A second reason is to offer support. When I was researching various medical conditions, SCID being one of them, my source of support was other families. I was reaching out to people I didn’t know, would never meet, but their stories and love helped me get through each day. I learnt from their experiences. I hope this book offers a simple message to anyone facing similar – you are not alone.

The final reason is to offer hope. This is a universal story of human spirit overcoming challenges, of the love that people are capable of showing one another.

The importance of newborn screening for SCID

The difference in the lives of my two sons is unimaginable. One son extremely unwell, diagnosed with difficulty, with a zero chance of successful treatment. The other born under complete supervision, an entire medical network waiting to do their best. Early diagnosis and treatment made all the difference.

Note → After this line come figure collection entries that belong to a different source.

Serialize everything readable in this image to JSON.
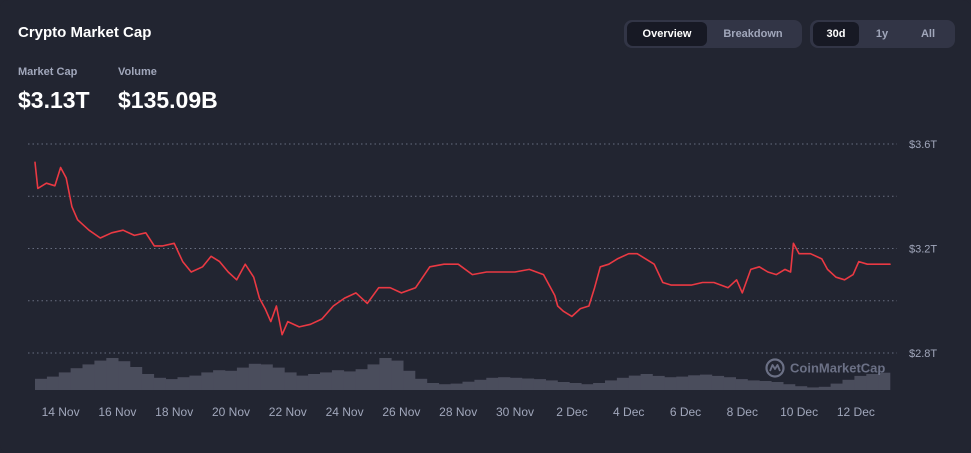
{
  "header": {
    "title": "Crypto Market Cap",
    "view_tabs": [
      {
        "label": "Overview",
        "active": true
      },
      {
        "label": "Breakdown",
        "active": false
      }
    ],
    "range_tabs": [
      {
        "label": "30d",
        "active": true
      },
      {
        "label": "1y",
        "active": false
      },
      {
        "label": "All",
        "active": false
      }
    ]
  },
  "stats": {
    "market_cap": {
      "label": "Market Cap",
      "value": "$3.13T"
    },
    "volume": {
      "label": "Volume",
      "value": "$135.09B"
    }
  },
  "watermark": "CoinMarketCap",
  "colors": {
    "background": "#222531",
    "line": "#ea3943",
    "grid": "#858ca2",
    "volume": "#4a4d5c",
    "muted_text": "#a1a7bb"
  },
  "chart_data": {
    "type": "line",
    "ylim": [
      2.8,
      3.6
    ],
    "y_ticks": [
      {
        "value": 3.6,
        "label": "$3.6T"
      },
      {
        "value": 3.2,
        "label": "$3.2T"
      },
      {
        "value": 2.8,
        "label": "$2.8T"
      }
    ],
    "x_ticks": [
      {
        "x": 14,
        "label": "14 Nov"
      },
      {
        "x": 16,
        "label": "16 Nov"
      },
      {
        "x": 18,
        "label": "18 Nov"
      },
      {
        "x": 20,
        "label": "20 Nov"
      },
      {
        "x": 22,
        "label": "22 Nov"
      },
      {
        "x": 24,
        "label": "24 Nov"
      },
      {
        "x": 26,
        "label": "26 Nov"
      },
      {
        "x": 28,
        "label": "28 Nov"
      },
      {
        "x": 30,
        "label": "30 Nov"
      },
      {
        "x": 32,
        "label": "2 Dec"
      },
      {
        "x": 34,
        "label": "4 Dec"
      },
      {
        "x": 36,
        "label": "6 Dec"
      },
      {
        "x": 38,
        "label": "8 Dec"
      },
      {
        "x": 40,
        "label": "10 Dec"
      },
      {
        "x": 42,
        "label": "12 Dec"
      }
    ],
    "xlim": [
      13.1,
      43.2
    ],
    "series": [
      {
        "values_x": [
          13.1,
          13.2,
          13.5,
          13.8,
          14.0,
          14.2,
          14.4,
          14.6,
          15.0,
          15.4,
          15.8,
          16.2,
          16.6,
          17.0,
          17.3,
          17.6,
          18.0,
          18.3,
          18.6,
          19.0,
          19.3,
          19.6,
          19.9,
          20.2,
          20.5,
          20.8,
          21.0,
          21.2,
          21.4,
          21.6,
          21.8,
          22.0,
          22.4,
          22.8,
          23.2,
          23.6,
          24.0,
          24.4,
          24.8,
          25.2,
          25.6,
          26.0,
          26.5,
          27.0,
          27.5,
          28.0,
          28.5,
          29.0,
          29.5,
          30.0,
          30.5,
          31.0,
          31.4,
          31.5,
          31.7,
          32.0,
          32.3,
          32.6,
          32.8,
          33.0,
          33.3,
          33.6,
          34.0,
          34.3,
          34.6,
          34.9,
          35.2,
          35.5,
          35.8,
          36.2,
          36.6,
          37.0,
          37.5,
          37.8,
          38.0,
          38.3,
          38.6,
          38.9,
          39.2,
          39.5,
          39.7,
          39.8,
          40.0,
          40.4,
          40.8,
          41.0,
          41.3,
          41.6,
          41.9,
          42.1,
          42.4,
          42.7,
          43.0,
          43.2
        ],
        "values_y": [
          3.53,
          3.43,
          3.45,
          3.44,
          3.51,
          3.47,
          3.36,
          3.31,
          3.27,
          3.24,
          3.26,
          3.27,
          3.25,
          3.26,
          3.21,
          3.21,
          3.22,
          3.15,
          3.11,
          3.13,
          3.17,
          3.15,
          3.11,
          3.08,
          3.14,
          3.09,
          3.01,
          2.97,
          2.92,
          2.98,
          2.87,
          2.92,
          2.9,
          2.91,
          2.93,
          2.98,
          3.01,
          3.03,
          2.99,
          3.05,
          3.05,
          3.03,
          3.05,
          3.13,
          3.14,
          3.14,
          3.1,
          3.11,
          3.11,
          3.11,
          3.12,
          3.1,
          3.02,
          2.98,
          2.96,
          2.94,
          2.97,
          2.98,
          3.05,
          3.13,
          3.14,
          3.16,
          3.18,
          3.18,
          3.16,
          3.14,
          3.07,
          3.06,
          3.06,
          3.06,
          3.07,
          3.07,
          3.05,
          3.08,
          3.03,
          3.12,
          3.13,
          3.11,
          3.1,
          3.12,
          3.11,
          3.22,
          3.18,
          3.18,
          3.16,
          3.12,
          3.09,
          3.08,
          3.1,
          3.15,
          3.14,
          3.14,
          3.14,
          3.14
        ]
      }
    ],
    "volume_series": [
      0.35,
      0.42,
      0.55,
      0.68,
      0.8,
      0.92,
      1.0,
      0.9,
      0.72,
      0.5,
      0.38,
      0.34,
      0.4,
      0.45,
      0.55,
      0.62,
      0.6,
      0.7,
      0.82,
      0.8,
      0.7,
      0.55,
      0.45,
      0.5,
      0.55,
      0.62,
      0.58,
      0.65,
      0.8,
      1.0,
      0.92,
      0.6,
      0.35,
      0.22,
      0.18,
      0.2,
      0.26,
      0.32,
      0.38,
      0.4,
      0.38,
      0.36,
      0.34,
      0.3,
      0.25,
      0.22,
      0.18,
      0.22,
      0.3,
      0.38,
      0.45,
      0.5,
      0.44,
      0.4,
      0.42,
      0.46,
      0.48,
      0.44,
      0.4,
      0.34,
      0.3,
      0.28,
      0.25,
      0.18,
      0.12,
      0.08,
      0.1,
      0.2,
      0.32,
      0.44,
      0.5,
      0.54
    ]
  }
}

When my son died in India, I imagined that in the UK, that would never be the case. Surely any child born in the UK would be diagnosed relatively easily and treated quickly? This, I know now, isn’t wholly accurate. Now I have come across families who have lost babies simply because the diagnosis was late. While the treatment options are fantastic in the UK, if the diagnosis is delayed, the child can contract other life-threatening illnesses. Then, the child’s little body can’t cope with the associated strong medication, and he or she may succumb during the transplant. Or the child may sustain long-lasting harmful effects to his or her lungs, liver and other critical organs. Parents have to face long hospital stays and experience complete disruption to their lives. Worse, they may lose a very loved child.

Yet this needn’t be the case. 

If only that heel prick test also included screening for SCID, the baby would have been diagnosed at birth, kept well and treated in a centre, such as Great Ormond Street Hospital or the Great North Children’s Hospital, Newcastle. The baby would go on to lead a normal life.

Why is newborn screening important? Because we don’t want our babies to die! For £2.50 (the cost of the test), we could ensure the healthy life of a child.